Mutasi virus korona tipe baru, SARS-CoV-2 terus terjadi dengan varian baru bermunculan di berbagai negara. Kemunculan varian-varian baru di Indonesia perlu diwaspadai karena bisa mengurangi efektivitas vaksin.
Oleh
Tim Kompas
·3 menit baca
JAKARTA, KOMPAS—Kemunculan sejumlah varian baru virus SARS-CoV-2 hasil mutasi jadi tantangan besar program vaksinasi Covid-19 yang dijalankan di banyak negara. Selain lebih menular dan berpotensi meningkatkan kematian, varian baru juga bisa menurunkan efektivitas vaksin.
”Mutasi ini menjadi tantangan terbesar saat ini, kita harus lebih hati-hati,” kata Wakil Kepala Lembaga Biologi Molekuler Eijkman David Handojo Muljono dalam diskusi daring, di Jakarta, Jumat (5/3/2021).
Menurut David, sebagai virus RNA (ribonucleic acid), SARS-CoV-2 akan terus bermutasi secara acak. Mutasi ini bagian dari virus itu bertahan menginfeksi manusia. Sebagian mutasi bersifat netral, terutama yang menguntungkan virus akan dipertahankan dan diwariskan.

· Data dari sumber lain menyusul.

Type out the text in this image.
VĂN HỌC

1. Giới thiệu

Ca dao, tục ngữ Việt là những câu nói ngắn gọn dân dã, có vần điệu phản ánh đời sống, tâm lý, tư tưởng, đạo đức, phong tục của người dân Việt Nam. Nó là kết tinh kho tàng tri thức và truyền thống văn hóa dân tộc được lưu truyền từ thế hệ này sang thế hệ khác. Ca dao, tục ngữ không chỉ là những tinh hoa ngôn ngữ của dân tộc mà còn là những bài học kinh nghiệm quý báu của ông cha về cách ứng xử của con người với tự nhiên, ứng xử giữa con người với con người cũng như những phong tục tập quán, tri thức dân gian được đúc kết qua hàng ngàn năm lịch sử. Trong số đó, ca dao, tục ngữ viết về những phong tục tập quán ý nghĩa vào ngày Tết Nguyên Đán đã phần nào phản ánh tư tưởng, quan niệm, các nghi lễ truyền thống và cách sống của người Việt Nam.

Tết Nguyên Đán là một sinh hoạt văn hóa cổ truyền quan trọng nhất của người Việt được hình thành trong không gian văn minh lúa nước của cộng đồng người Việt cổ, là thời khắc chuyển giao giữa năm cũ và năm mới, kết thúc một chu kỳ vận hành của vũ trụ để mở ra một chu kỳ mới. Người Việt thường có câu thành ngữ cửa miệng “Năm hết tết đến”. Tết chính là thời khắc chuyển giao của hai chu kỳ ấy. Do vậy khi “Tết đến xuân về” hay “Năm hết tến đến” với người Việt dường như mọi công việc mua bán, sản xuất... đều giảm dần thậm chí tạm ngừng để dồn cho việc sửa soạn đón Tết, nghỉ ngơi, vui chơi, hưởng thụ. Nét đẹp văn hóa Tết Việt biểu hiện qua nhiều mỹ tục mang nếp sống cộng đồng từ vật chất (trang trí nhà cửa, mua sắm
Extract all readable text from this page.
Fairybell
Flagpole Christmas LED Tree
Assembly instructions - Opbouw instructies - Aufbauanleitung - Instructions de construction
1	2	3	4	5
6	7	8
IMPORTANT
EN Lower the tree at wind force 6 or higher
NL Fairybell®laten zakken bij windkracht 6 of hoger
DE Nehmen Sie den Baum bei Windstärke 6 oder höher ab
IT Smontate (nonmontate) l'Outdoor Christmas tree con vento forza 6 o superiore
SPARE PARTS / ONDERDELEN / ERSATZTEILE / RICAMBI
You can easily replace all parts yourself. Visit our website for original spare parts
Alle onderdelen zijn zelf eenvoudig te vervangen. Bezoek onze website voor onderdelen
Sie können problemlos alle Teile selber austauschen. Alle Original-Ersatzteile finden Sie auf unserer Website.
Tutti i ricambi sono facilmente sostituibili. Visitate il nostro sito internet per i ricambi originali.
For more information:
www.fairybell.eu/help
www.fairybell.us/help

Di antara ribuan mutasi, Organisasi Kesehatan Dunia (WHO) memberi perhatian khusus pada lima varian baru yang menyebar dengan cepat dan dikhawatirkan berdampak serius pada pengendalian pandemi. Salah satunya varian B.1.1.7 yang pertama kali dideteksi di Inggris pada November 2020 dan kini ditemukan di 94 negara, termasuk Indonesia yang melaporkan pada 2 Maret 2021.
Varian berikut ialah B.1.351 yang pertama kali diidentifikasi di Afrika Selatan pada Oktober 2020 dan telah menyebar di 48 negara. Varian B.1.351 sudah dilaporkan di Filipina di awal Maret 2021.
Berikutnya varian P.1 atau B.1.1.28.1 yang pertama kali diidentifikasi di kota Manaus, Brasil, awal Desember 2020, dan menyebar di 25 negara. Selain itu, ada varian A.23.1 yang diidentifikasi di Uganda pada Oktober 2020 dan kini ada 17 negara. Varian B.1.525 muncul sejak Desember 2020 dan menyebar di 23 negara.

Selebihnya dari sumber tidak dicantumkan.